Dengan langkah kaki berhati hati Lauw Kiam Seng berdua si bocah yang botak kepalanya mendekati gubuk tempat perempuan sinting itu direbahkan dan pandangan mata kedua laki laki itu kemudian saling bertemu dengan pandangan mata perempuan sinting itu.
Meskipun perempuan itu sinting; akan tetapi agaknya dia mengerti bahwa kedua laki laki itu tidak mempunyai maksud buruk terhadap dirinya, bahkan karena keduanya merupakan orang orang yang sudah menolong.
Masih lemah keadaan perempuan sinting itu, dan tetap hampa sinar pandangan matanya, akan tetapi pada saat berikutnya kelihatan dia bersenyum. Seberkas senyum yang sangat indah dan manis sebab waktu itu mukanya sudah cukup bersih hasil karya Lauw Kiam Seng berdua si botak.
Sejenak kedua laki laki itu menjadi terpesona, melihat senyum manis yang menawan itu, dan yang pertama kali diperlihatkan oleh perempuan sinting itu, sedangkan si botak lalu cepat cepat mengambil air minum yang hangat, berikut sepotong bakpao yang kemudian dia berikan buat perempuan sinting itu.

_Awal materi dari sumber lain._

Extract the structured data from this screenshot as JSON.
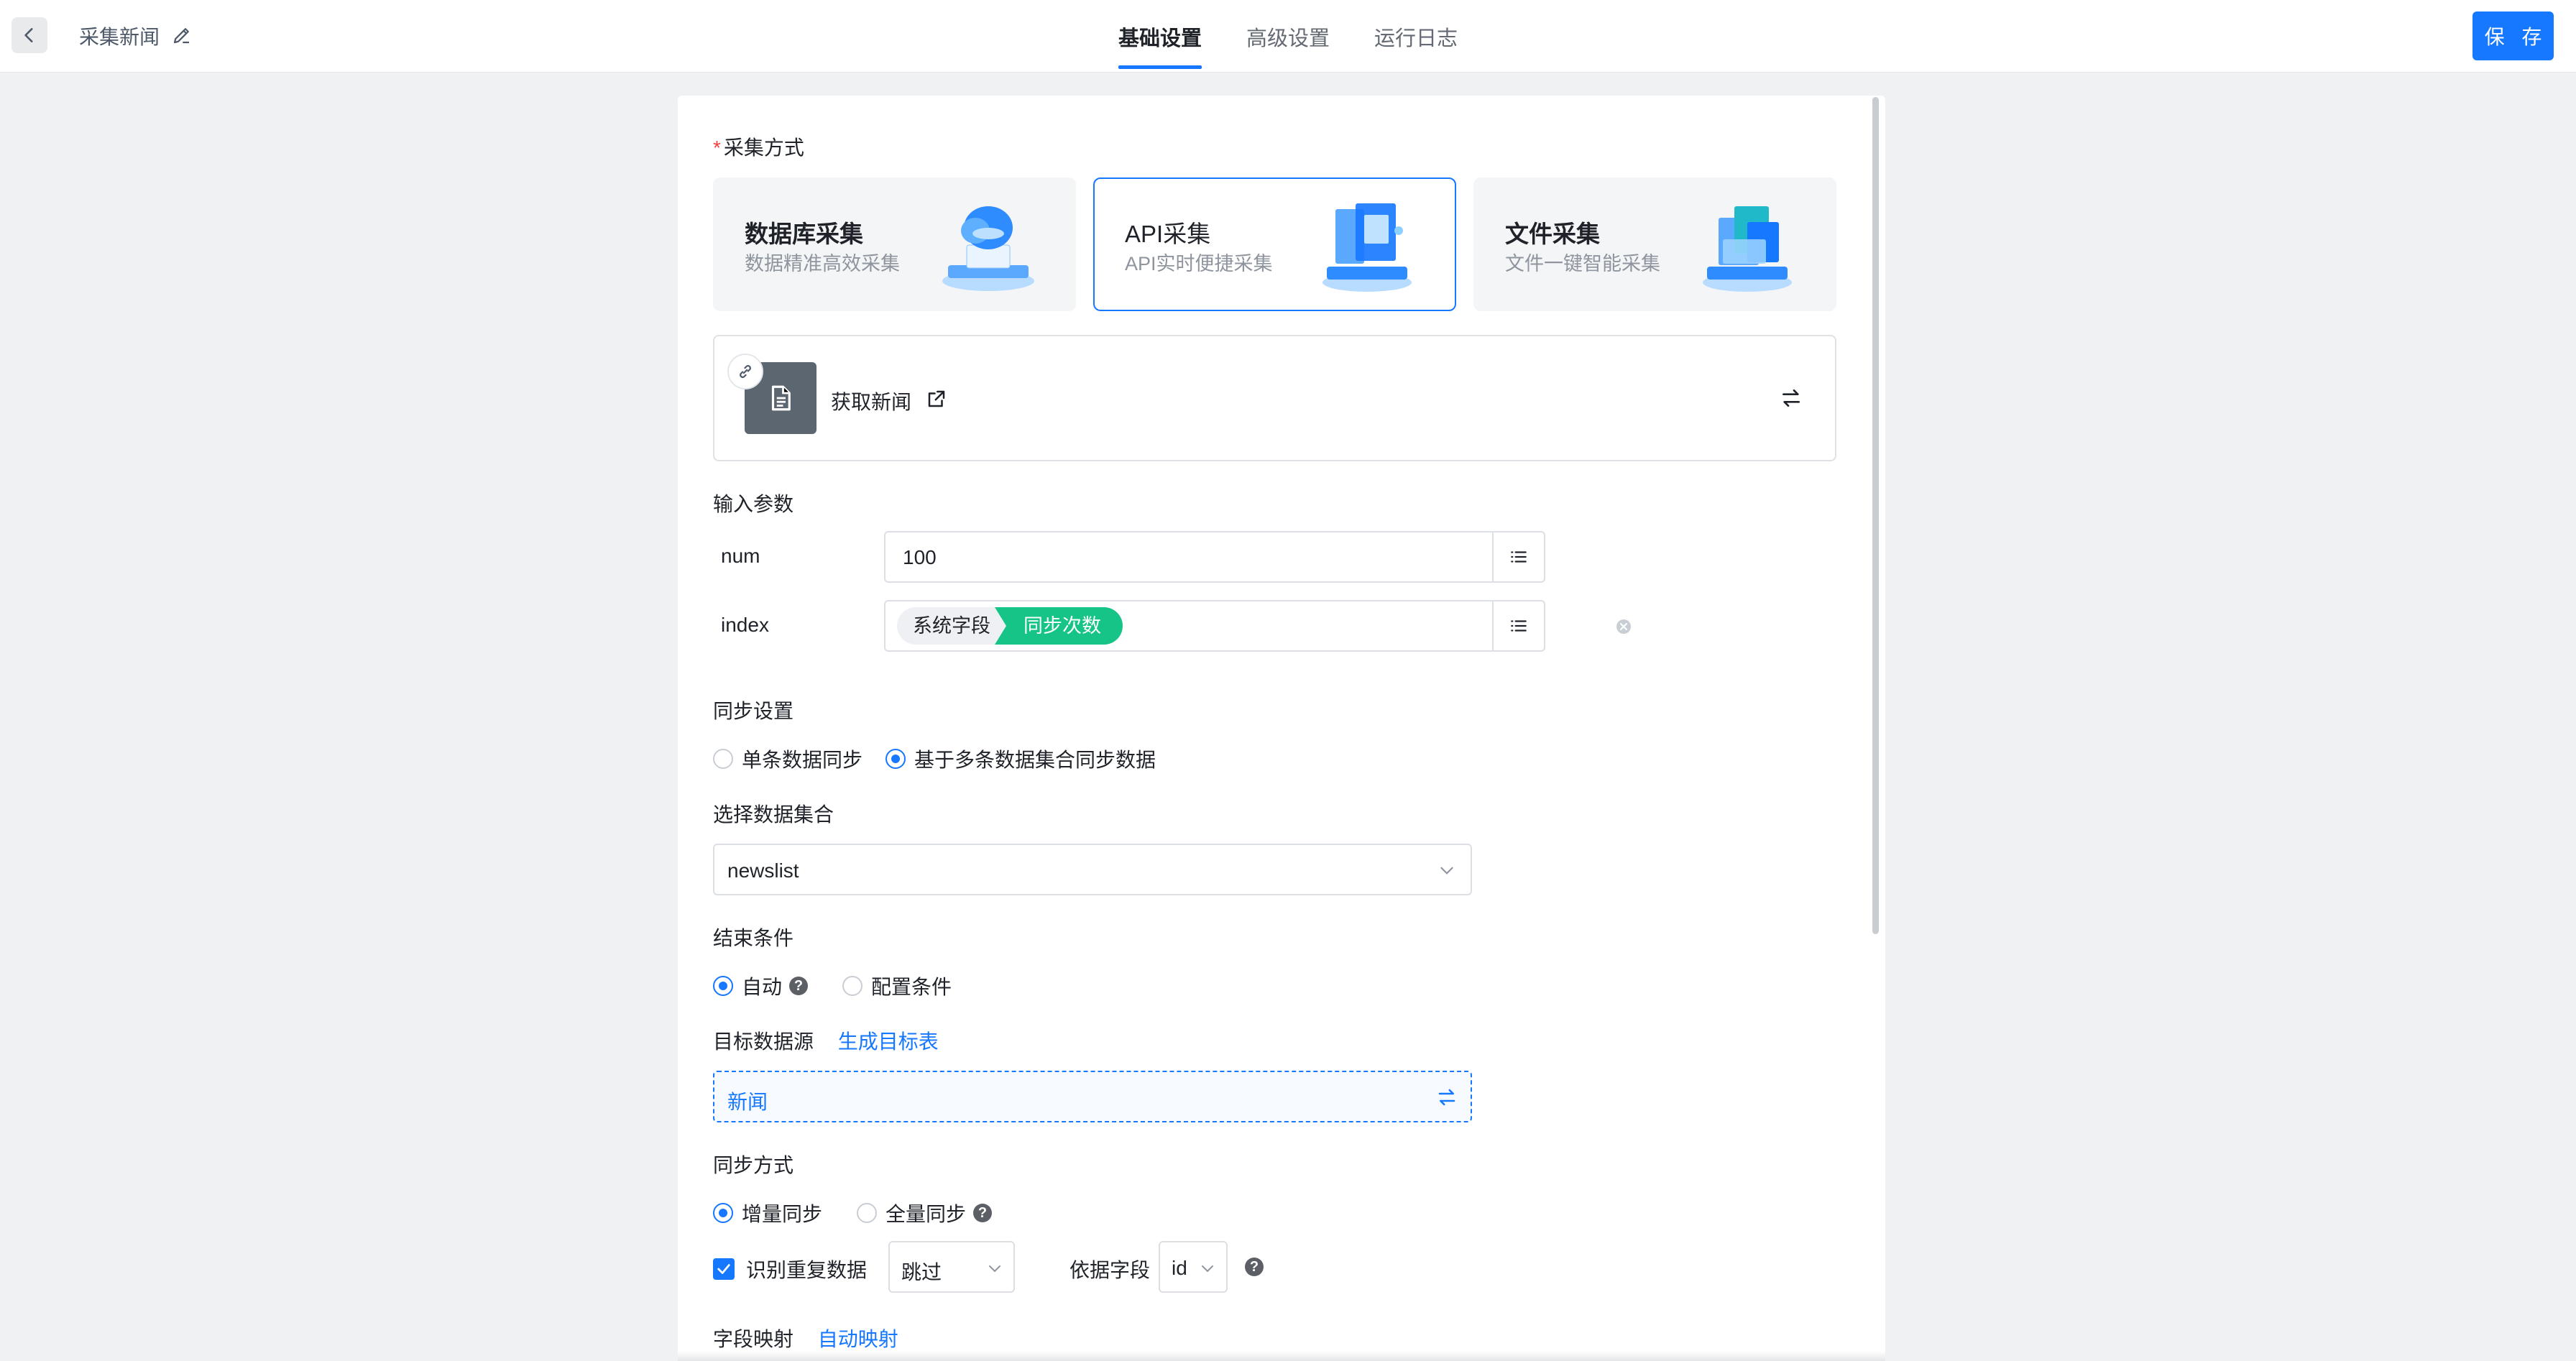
{
  "header": {
    "title": "采集新闻",
    "tabs": [
      {
        "label": "基础设置",
        "active": true
      },
      {
        "label": "高级设置",
        "active": false
      },
      {
        "label": "运行日志",
        "active": false
      }
    ],
    "save_label": "保 存"
  },
  "form": {
    "method_label": "采集方式",
    "methods": [
      {
        "title": "数据库采集",
        "subtitle": "数据精准高效采集",
        "selected": false
      },
      {
        "title": "API采集",
        "subtitle": "API实时便捷采集",
        "selected": true
      },
      {
        "title": "文件采集",
        "subtitle": "文件一键智能采集",
        "selected": false
      }
    ],
    "api": {
      "name": "获取新闻"
    },
    "input_params_label": "输入参数",
    "params": [
      {
        "name": "num",
        "value": "100"
      },
      {
        "name": "index",
        "tag_type": "系统字段",
        "tag_value": "同步次数"
      }
    ],
    "sync_settings": {
      "label": "同步设置",
      "options": [
        "单条数据同步",
        "基于多条数据集合同步数据"
      ],
      "selected_index": 1
    },
    "dataset": {
      "label": "选择数据集合",
      "value": "newslist"
    },
    "end_condition": {
      "label": "结束条件",
      "options": [
        "自动",
        "配置条件"
      ],
      "selected_index": 0
    },
    "target": {
      "label": "目标数据源",
      "link": "生成目标表",
      "value": "新闻"
    },
    "sync_mode": {
      "label": "同步方式",
      "options": [
        "增量同步",
        "全量同步"
      ],
      "selected_index": 0
    },
    "dedup": {
      "checkbox_label": "识别重复数据",
      "checked": true,
      "action": "跳过",
      "by_field_label": "依据字段",
      "field": "id"
    },
    "mapping": {
      "label": "字段映射",
      "link": "自动映射"
    }
  },
  "colors": {
    "primary": "#1677ff",
    "tag_green": "#17c488",
    "required": "#f53f3f"
  },
  "icons": [
    "back-arrow-icon",
    "edit-icon",
    "link-icon",
    "document-icon",
    "external-link-icon",
    "swap-icon",
    "list-icon",
    "clear-icon",
    "chevron-down-icon",
    "help-icon",
    "check-icon"
  ]
}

Lauw Kiam Seng duduk seenaknya diatas tanah, bersandar pada gubuk buatannya; selama si botak menemani perempuan sinting itu makan bakpao.
Pada saat itu sempat terpikir oleh Lauw Kiam Seng bahwa mukanya dan muka perempuan sinting itu sudah berganti, sehingga kalau mereka memakai pakaian yang bersih dan layak maka besar kemungkinan orang orang didalam kota Lan kiao tin tidak lagi mengenal mereka.
Oleh karena memikir begitu; maka Lauw Kiam Seng menceritakan maksudnya, yang hendak membeli pakaian buat mereka bertiga, dan si bocah botak lalu memberikan sepotong uang perak.
Ditengah perjalanan memasuki kota Lan kiao tin, mendadak Lauw Kiam Seng teringat bahwa dia belum mengganti pakaian, sehingga orang orang pasti akan mengenali dia, meskipun mukanya sudah berobah bersih.
Untung bagi pemuda ini bahwa di jalan yang sunyi itu, dia melihat adanya seorang laki laki yang sedang berjalan seorang diri.
Lauw Kiam Seng cepat cepat berusaha mendekati laki laki itu; lalu tanpa diketahui oleh lelaki itu maka Lauw Kiam Seng memukul membikin lelaki itu rubuh pingsan.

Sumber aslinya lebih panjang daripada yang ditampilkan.